La corrupción tiene diferentes caras y está presente en todos los países del mundo, la diferencia radica en la existencia de mecanismos institucionales que permiten investigar e identificar a las personas corruptas, llevarlas ante la justicia y que reciban penas acordes a sus delitos. A lo largo de la historia de nuestro país muchos funcionarios y empleados públicos han sido señalados de haberse enriquecido a partir del uso inadecuado de dinero público; muy pocos han sido investigados y llevados ante la justicia para responder por los señalamientos; y, mucho menos, han sido condenados por ello. Una de las razones por las que las múltiples manifestaciones de la corrupción siguen presentes es porque la institucionalidad pública que debería ejercer esos controles y salvaguardas para el adecuado uso de los recursos del Estado, es muy débil y es complementada con un sistema judicial que a veces pareciera que está más comprometido con la impunidad que con su deber de impartir justicia. Lo peor de todo es que pareciera que no hay interés, ni voluntad política para cambiar el rumbo y más bien se siguen dando pasos en la dirección opuesta.

La semana pasada, la Corte Suprema de Justicia, con el voto de 11 de 15 magistrados, mandató a su Sección de Probidad, encargada de prevenir, detectar y sancionar el enriquecimiento ilícito en la función pública, el no continuar con los procesos de investigación que involucraran a funcionarios y/o empleados públicos que hayan salido de su cargo hace 10 años o más. Esta decisión seguramente es bien recibida por todos aquellos exfuncionarios que dejaron su cargo antes de 2009, que tienen expedientes abiertos en probidad, pero que aún no han sido sometidos a discusión en el pleno de la Corte para determinar si deben ser enviados, o no, a juicio civil por enriquecimiento ilícito.

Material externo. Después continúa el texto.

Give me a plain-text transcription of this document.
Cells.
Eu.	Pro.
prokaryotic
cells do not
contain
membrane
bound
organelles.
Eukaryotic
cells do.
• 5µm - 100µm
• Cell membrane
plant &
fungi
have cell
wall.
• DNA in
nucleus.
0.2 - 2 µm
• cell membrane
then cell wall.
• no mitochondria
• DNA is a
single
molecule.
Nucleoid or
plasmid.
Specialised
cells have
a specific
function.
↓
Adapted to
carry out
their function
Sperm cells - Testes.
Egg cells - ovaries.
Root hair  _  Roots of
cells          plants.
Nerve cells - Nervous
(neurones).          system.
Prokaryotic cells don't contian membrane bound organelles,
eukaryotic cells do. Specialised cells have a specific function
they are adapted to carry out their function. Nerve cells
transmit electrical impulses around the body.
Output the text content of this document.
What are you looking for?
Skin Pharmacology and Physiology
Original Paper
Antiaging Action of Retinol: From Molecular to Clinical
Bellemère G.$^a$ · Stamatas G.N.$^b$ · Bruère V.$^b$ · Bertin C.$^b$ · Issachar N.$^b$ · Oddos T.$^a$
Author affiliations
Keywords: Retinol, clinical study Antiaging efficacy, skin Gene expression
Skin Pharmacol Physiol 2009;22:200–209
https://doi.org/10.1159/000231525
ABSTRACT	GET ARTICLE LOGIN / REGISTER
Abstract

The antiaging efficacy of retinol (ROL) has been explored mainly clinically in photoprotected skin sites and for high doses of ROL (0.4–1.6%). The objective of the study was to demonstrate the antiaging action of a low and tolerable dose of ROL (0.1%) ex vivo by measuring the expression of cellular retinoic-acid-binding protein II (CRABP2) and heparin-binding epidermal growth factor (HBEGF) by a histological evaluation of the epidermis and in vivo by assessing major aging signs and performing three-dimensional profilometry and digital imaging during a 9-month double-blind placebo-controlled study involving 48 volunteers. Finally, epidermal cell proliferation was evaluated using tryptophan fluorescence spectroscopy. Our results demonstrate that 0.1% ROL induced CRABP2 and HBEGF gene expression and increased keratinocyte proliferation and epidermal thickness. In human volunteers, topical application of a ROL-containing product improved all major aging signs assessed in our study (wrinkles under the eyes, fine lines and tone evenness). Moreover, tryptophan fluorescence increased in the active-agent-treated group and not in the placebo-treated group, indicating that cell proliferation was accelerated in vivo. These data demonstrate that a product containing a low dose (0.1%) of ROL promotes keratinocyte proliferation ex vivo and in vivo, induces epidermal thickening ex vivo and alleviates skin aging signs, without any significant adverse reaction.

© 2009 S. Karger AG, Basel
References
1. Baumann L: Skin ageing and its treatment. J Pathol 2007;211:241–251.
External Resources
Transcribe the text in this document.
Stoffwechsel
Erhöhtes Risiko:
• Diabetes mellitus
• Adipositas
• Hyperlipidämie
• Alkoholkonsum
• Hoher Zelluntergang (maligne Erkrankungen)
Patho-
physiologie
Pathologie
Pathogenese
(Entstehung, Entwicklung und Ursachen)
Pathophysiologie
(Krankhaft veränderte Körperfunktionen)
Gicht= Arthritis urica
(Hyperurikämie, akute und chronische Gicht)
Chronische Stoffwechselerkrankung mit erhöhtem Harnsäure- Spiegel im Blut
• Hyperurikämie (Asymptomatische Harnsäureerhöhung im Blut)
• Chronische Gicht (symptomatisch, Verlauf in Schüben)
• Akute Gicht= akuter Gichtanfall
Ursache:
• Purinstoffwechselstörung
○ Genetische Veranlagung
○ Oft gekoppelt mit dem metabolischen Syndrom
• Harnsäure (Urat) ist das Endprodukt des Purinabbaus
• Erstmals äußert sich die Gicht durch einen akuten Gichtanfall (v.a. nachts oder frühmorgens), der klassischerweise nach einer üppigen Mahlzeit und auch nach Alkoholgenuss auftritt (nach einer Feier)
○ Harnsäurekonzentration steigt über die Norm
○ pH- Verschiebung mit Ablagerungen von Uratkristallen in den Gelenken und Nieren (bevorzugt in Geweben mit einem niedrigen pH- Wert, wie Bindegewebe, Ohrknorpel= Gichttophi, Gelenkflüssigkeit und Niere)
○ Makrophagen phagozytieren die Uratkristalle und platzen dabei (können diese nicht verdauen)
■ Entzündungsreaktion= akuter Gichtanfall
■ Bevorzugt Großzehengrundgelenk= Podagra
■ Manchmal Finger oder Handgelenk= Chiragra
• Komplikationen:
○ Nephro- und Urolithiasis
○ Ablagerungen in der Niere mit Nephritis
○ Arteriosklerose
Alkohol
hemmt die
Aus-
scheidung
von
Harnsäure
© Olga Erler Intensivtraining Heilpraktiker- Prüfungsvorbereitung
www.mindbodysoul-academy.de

Con esta medida las investigaciones en su contra se cierran y serán libres para disfrutar de la impunidad.

Además, hay que tener en cuenta que la Sección de Probidad, nunca se ha caracterizado por su eficiencia o celeridad para realizar sus investigaciones y mucho menos por investigar a todas las personas a las que debería, por lo que el mandato de abandonar las investigaciones de funcionarios que dejaron el cargo hace más de 10 años, crea un espacio en el que solo bastará que las investigaciones se eviten o retrasen lo suficiente como para caer en el olvido y una vez cumplido el período de prescripción, se garantice la impunidad.

Pero más allá de que habrá funcionarios que queden sin castigo por sus delitos, el país no tendrá la oportunidad de recuperar las oportunidades perdidas por el mal manejo de los fondos públicos. Recordemos que el problema con el robo de dinero público no es el dinero en sí mismo, sino las oportunidades que se perdieron porque el Estado no pudo usar esos recursos para que más niñas y niños recibieran educación pública gratuita, para que los hospitales tuvieran todos los insumos para atender a los pacientes o para impulsar proyectos productivos que generaran empleo a nivel local. Nuevamente la pérdida de oportunidades quedará impune. Nuevamente la Corte se olvida de la justicia y se compromete con la impunidad.

La función pública ya está lo suficientemente satanizada, la ciudadanía no confía en lo público, lo público se vincula con el despilfarro, con el mal manejo, con el enriquecimiento personal a costa del dinero de todos y todas. Los magistrados y magistradas de la Corte tienen la obligación ética de revertir esta situación y comprometerse con transparentar el ejercicio de la función pública y evitar el desvío de recursos hacia destinos que contravienen los propósitos e intereses del Estado. La única forma de reconstruir la legitimidad de lo público es que la ciudadanía tenga plena confianza en que las personas que ejercen cargos públicos actúan con probidad y que, en caso de no hacerlo, existirán los mecanismos necesarios para investigarlos, llevarlos ante la justicia y evitar que la impunidad se siga perpetuando.